One of the numerous improvements Google Cloud need to assure dependable and high-performing infrastructure is the mitigation of these variations. Google Cloud has been investing in a variety of cutting-edge strategies to address the growing power and thermal difficulties, in addition to the above-described approach. These strategies include data centre water cooling, vertical power distribution, power-aware workload allocation, and many more.
However, Google is not alone in these difficulties. Many hyperscalers, cloud providers, and infrastructure providers are starting to experience power and temperature changes in their machine learning infrastructure. Google Cloud require assistance from partners at every level of the system:
- A uniform definition of acceptable power quality measures should be established by utility providers, particularly in situations when several data centres with significant power fluctuations coexist and communicate with one another inside the same grid.

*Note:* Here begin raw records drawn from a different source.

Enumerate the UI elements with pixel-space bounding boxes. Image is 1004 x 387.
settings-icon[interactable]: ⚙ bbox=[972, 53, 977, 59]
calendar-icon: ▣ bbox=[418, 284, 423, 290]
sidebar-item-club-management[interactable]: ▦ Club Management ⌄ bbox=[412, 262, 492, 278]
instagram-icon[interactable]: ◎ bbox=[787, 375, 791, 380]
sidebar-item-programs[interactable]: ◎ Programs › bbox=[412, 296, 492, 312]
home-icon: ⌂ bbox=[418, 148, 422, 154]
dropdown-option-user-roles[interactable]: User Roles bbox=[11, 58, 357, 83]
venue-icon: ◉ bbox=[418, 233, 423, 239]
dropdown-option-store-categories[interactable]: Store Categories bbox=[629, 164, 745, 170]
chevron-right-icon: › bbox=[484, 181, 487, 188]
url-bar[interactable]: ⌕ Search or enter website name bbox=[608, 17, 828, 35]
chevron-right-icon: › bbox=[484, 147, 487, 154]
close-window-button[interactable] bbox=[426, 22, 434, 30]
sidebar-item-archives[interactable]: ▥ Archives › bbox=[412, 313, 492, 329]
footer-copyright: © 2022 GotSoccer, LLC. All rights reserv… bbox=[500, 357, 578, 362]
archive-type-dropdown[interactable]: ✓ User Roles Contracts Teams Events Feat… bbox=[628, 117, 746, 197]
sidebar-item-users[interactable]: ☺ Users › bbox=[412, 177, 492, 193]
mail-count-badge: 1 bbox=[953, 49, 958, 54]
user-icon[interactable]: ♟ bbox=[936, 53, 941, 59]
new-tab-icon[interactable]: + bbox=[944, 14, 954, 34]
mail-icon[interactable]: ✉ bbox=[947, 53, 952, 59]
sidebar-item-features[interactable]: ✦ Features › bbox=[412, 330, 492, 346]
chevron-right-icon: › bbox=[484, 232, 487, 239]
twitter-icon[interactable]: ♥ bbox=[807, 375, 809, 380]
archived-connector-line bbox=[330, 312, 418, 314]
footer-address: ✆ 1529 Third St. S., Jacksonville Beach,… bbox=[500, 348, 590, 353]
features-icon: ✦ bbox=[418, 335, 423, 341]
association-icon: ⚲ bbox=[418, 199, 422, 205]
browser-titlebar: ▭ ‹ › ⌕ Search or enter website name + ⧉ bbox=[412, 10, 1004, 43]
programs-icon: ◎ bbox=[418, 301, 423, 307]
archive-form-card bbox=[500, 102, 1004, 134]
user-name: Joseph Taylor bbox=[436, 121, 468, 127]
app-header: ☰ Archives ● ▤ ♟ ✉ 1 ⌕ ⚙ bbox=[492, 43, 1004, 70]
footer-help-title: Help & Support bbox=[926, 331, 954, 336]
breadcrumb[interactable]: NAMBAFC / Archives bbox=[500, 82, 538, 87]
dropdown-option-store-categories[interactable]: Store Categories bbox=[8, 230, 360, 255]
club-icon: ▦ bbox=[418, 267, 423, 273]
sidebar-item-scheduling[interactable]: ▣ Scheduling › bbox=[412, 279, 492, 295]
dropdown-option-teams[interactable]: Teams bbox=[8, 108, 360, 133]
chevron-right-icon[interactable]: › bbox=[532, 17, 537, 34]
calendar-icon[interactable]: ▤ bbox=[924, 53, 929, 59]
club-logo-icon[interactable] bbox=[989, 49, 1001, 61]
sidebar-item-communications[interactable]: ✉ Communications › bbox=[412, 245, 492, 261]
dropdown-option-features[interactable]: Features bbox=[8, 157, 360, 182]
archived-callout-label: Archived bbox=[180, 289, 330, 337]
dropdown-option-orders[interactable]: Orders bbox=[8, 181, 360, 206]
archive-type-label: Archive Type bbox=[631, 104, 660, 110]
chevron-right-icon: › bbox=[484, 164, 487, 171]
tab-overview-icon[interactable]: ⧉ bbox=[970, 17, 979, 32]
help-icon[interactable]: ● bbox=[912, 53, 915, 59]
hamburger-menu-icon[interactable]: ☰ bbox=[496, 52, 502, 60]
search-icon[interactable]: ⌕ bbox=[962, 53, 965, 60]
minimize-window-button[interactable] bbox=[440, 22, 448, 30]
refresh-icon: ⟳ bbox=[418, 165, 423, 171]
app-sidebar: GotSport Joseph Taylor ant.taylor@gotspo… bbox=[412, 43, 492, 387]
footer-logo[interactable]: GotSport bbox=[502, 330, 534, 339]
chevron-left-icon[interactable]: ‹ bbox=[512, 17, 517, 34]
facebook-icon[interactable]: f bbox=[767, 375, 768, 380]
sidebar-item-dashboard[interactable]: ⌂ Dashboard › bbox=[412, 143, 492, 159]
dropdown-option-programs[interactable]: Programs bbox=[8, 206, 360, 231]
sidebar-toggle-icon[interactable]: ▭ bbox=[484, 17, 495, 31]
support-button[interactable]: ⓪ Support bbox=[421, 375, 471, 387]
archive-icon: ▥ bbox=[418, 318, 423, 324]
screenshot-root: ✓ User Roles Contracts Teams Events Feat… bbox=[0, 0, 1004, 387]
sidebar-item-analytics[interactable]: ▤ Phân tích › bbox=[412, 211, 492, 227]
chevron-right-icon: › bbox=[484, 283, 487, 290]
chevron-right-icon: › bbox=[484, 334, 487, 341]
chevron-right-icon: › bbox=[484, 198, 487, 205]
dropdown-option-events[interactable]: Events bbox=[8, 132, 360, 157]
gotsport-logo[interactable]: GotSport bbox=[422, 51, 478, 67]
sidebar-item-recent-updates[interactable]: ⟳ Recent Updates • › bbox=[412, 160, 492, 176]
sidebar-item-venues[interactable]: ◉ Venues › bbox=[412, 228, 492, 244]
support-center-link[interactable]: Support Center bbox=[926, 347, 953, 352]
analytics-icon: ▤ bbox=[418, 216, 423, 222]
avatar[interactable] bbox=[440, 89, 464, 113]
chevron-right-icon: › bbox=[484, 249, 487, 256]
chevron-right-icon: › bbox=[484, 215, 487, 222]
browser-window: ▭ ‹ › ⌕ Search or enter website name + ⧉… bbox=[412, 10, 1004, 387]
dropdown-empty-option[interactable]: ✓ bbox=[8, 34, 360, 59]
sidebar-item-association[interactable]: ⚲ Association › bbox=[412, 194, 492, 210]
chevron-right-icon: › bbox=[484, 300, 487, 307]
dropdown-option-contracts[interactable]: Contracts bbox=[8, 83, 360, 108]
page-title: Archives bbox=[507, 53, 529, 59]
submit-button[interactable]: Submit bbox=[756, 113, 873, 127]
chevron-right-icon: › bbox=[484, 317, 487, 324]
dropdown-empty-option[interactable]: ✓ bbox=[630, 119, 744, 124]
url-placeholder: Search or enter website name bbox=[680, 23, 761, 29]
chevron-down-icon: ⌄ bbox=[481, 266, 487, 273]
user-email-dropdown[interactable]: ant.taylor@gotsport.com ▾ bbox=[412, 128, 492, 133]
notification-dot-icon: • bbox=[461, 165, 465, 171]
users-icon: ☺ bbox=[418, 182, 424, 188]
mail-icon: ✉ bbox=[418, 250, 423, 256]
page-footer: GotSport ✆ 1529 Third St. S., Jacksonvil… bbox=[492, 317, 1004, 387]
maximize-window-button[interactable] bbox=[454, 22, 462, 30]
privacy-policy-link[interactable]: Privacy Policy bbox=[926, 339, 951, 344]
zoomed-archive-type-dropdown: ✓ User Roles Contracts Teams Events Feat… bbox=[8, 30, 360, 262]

- Suppliers of power and cooling equipment should improve the quality and dependability of electronic components, especially for use in environments with significant and frequent power and temperature variations.
- To assist build an effective supplier base and ecosystem, hardware providers and data centre designers should develop a standardised suite of solutions, such as rack-level capacitor banks (RLCB) or on-chip functionality.
- ML model creators should take into account the model’s energy consumption features and think about using low-level software mitigations to aid with energy variations.
In order to assist the data centre infrastructure sector overall, Google has been spearheading and promoting industry-wide cooperation on these challenges through platforms like Open Compute Project (OCP). Google Cloud is excited to keep exchanging knowledge and working together to develop creative new solutions.